Di usia yang sudah di atas 30, aku baru sadar hal yang satu ini. Aku bilang ini hal karena aku tidak tahu pasti apakah ini fakta atau bukan. Yang jelas, aku tahu sekarang bahwa jumlah like di social media itu sangat berarti di abad moderen seperti sekarang ini. Itu baru jumlah like, belum pula jumlah friend, subscriber, follower, atau apapun itu namanya.

Dengan jumlah like yang banyak, itu bisa menunjukan seberapa dipercaya diri kalian. Kredibilitas sebuah akun, walau itu hanya akun personal (dan juga privat), sangat ditentukan sekali dari jumlah like

Dengan jumlah like yang banyak, itu bisa menunjukan seberapa berpengaruh diri kalian. Kalau di dunia nyata, seberapa berpengaruh diri kita ditentukan oleh seberapa banyak kita mentraktir orang. Di dunia maya, hal itu bisa dilihat dari seberapa banyak di-like

Dengan jumlah like yang banyak, itu bisa berfungsi sebagai parameter seberapa kita dikenal orang. 

Dengan jumlah like yang banyak, itu bisa menunjukan apakah kita benar-benar dekat dengan orang-orang dalam lingkungan di mana kita terlibat di dalamnya. 

Dengan jumlah like yang banyak, itu bisa menunjukan seberapa banyak kita disukai orang. 

Aku mendadak teringat dengan aksi nyentrik seorang webtoon creator, yang mana iseng meminta doa 'get well soon' dari para pembaca webtoon-nya. Ah, mungkin jumlah like juga berpengaruh dengan tingkat kepedulian orang ke kita. Alih-alih mengucapkan turut berdukacita langsung, kita malah memberikan like

Lalu, kalau ada yang menikah, mungkin jumlah like itu sama berharganya dengan jumlah amplop yang diterima pada saat kita mengadakan sebuah kondangan atau hajatan. 

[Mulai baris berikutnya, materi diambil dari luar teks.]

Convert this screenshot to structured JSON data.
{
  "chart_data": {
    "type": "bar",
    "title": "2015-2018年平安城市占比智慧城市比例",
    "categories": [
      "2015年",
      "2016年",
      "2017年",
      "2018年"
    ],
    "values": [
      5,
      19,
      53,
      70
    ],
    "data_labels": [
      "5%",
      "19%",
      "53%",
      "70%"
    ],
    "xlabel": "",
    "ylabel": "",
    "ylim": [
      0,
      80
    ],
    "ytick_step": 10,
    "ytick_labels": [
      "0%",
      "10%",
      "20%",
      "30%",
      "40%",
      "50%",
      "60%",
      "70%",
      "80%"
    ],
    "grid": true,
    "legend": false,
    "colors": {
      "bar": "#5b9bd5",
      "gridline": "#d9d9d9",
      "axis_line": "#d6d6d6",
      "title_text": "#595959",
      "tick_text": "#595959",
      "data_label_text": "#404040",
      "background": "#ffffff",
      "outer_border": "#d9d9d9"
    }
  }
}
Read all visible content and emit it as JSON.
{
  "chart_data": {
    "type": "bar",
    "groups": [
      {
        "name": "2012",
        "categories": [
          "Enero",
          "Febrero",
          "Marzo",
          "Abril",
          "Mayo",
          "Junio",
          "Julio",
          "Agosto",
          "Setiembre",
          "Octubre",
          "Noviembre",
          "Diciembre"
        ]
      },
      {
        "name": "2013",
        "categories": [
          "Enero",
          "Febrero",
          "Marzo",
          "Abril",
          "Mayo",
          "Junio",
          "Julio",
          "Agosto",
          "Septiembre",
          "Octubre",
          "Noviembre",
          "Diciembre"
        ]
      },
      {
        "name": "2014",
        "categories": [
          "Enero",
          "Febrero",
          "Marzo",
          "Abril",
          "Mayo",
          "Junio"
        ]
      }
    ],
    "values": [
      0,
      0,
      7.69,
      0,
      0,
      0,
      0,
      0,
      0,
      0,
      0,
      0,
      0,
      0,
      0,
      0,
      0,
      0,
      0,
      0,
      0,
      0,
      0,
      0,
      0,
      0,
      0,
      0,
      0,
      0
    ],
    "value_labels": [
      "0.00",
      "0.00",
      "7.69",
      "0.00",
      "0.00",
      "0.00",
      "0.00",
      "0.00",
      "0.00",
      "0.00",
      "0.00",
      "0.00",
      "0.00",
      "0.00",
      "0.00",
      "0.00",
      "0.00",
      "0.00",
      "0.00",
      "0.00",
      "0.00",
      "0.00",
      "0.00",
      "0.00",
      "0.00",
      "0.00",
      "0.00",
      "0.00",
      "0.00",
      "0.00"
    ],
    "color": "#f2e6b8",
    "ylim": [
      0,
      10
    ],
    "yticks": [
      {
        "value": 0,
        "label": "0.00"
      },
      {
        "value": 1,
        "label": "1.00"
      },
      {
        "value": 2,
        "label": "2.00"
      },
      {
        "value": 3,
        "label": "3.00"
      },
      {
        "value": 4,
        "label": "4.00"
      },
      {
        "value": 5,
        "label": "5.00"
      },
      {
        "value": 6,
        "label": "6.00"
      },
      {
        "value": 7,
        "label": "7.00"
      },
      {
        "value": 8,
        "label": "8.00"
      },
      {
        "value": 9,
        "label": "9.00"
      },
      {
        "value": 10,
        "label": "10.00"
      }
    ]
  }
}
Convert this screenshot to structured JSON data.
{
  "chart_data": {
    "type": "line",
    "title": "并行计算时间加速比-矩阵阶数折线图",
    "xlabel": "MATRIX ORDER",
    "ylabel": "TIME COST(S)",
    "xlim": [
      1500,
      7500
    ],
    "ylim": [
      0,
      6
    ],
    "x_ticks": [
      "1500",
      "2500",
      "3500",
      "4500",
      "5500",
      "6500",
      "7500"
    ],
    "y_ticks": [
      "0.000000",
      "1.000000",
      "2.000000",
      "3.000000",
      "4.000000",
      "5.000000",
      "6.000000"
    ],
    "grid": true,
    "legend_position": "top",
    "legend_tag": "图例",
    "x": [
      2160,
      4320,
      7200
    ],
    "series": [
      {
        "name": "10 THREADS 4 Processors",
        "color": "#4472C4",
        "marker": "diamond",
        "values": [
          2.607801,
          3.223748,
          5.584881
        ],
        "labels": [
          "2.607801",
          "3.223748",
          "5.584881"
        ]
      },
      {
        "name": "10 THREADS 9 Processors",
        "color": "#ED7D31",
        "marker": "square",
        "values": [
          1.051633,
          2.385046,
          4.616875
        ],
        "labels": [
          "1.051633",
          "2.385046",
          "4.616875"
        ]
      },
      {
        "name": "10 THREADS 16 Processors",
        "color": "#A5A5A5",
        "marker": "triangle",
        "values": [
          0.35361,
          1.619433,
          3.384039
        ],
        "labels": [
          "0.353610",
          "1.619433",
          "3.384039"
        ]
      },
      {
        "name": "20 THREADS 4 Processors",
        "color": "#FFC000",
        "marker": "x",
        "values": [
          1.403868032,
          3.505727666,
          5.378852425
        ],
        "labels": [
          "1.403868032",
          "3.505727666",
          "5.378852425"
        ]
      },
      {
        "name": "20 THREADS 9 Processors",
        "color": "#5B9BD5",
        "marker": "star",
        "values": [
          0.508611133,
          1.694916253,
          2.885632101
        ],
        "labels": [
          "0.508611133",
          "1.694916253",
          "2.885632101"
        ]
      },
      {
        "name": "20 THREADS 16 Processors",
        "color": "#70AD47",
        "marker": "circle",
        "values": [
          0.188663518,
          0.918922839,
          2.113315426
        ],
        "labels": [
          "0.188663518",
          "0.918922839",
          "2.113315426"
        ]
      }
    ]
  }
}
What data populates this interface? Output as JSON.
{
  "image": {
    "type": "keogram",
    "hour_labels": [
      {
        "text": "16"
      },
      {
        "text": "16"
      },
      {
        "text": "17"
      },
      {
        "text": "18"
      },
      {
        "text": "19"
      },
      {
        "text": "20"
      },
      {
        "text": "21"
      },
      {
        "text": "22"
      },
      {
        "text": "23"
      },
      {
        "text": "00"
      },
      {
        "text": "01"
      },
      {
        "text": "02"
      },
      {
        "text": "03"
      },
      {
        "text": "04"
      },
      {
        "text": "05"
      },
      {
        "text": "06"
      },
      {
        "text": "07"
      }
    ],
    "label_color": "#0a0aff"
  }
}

Apakah jumlah like bisa menjadi sebuah parameter kita baik atau tidak? Itu bukan suatu hal yang mustahil. Aku pernah dengar ada seorang public figure yang jumlah follower dan like-nya berkurang drastis setelah satu skandal menimpa diri si public figure. Salah berucap, hujatan langsung datang, jumlah follower dan like langsung turun drastis. Makin banyak like-nya, makin baik seseorang. Makin sedikit like-nya, makin jahat seseorang.

Apakah seberapa jatuh atau pecundangnya seseorang bisa dilihat juga dari jumlah like? Ah, semua hal itu mungkin saja. Apapun bisa terjadi. Intinya, yang aku lihat, jumlah like itu sangat berpengaruh dan memiliki satu dampak khusus kepada kehidupan sehari-hari kita. Apapun  itu profesi kita, jangan anggap remeh jumlah like pada konten social media kita. Itu baru jumlah like, belum membicarakan jumlah subscriber atau follower-nya. 

Omong-omong, bagaimanakah cara mengumpulkan like dalam jumlah banyak, sementara jumlah like itu sendiri sudah berpengaruh pada seberapa disukai, seberapa berpengaruh, seberapa dekat, hingga seberapa dipercaya dan dipedulikan? Bagaikan sebuah misteri ilahi. Itu seperti sebuah pertanyaan klasik: mana yang lebih dulu, ayam atau telur?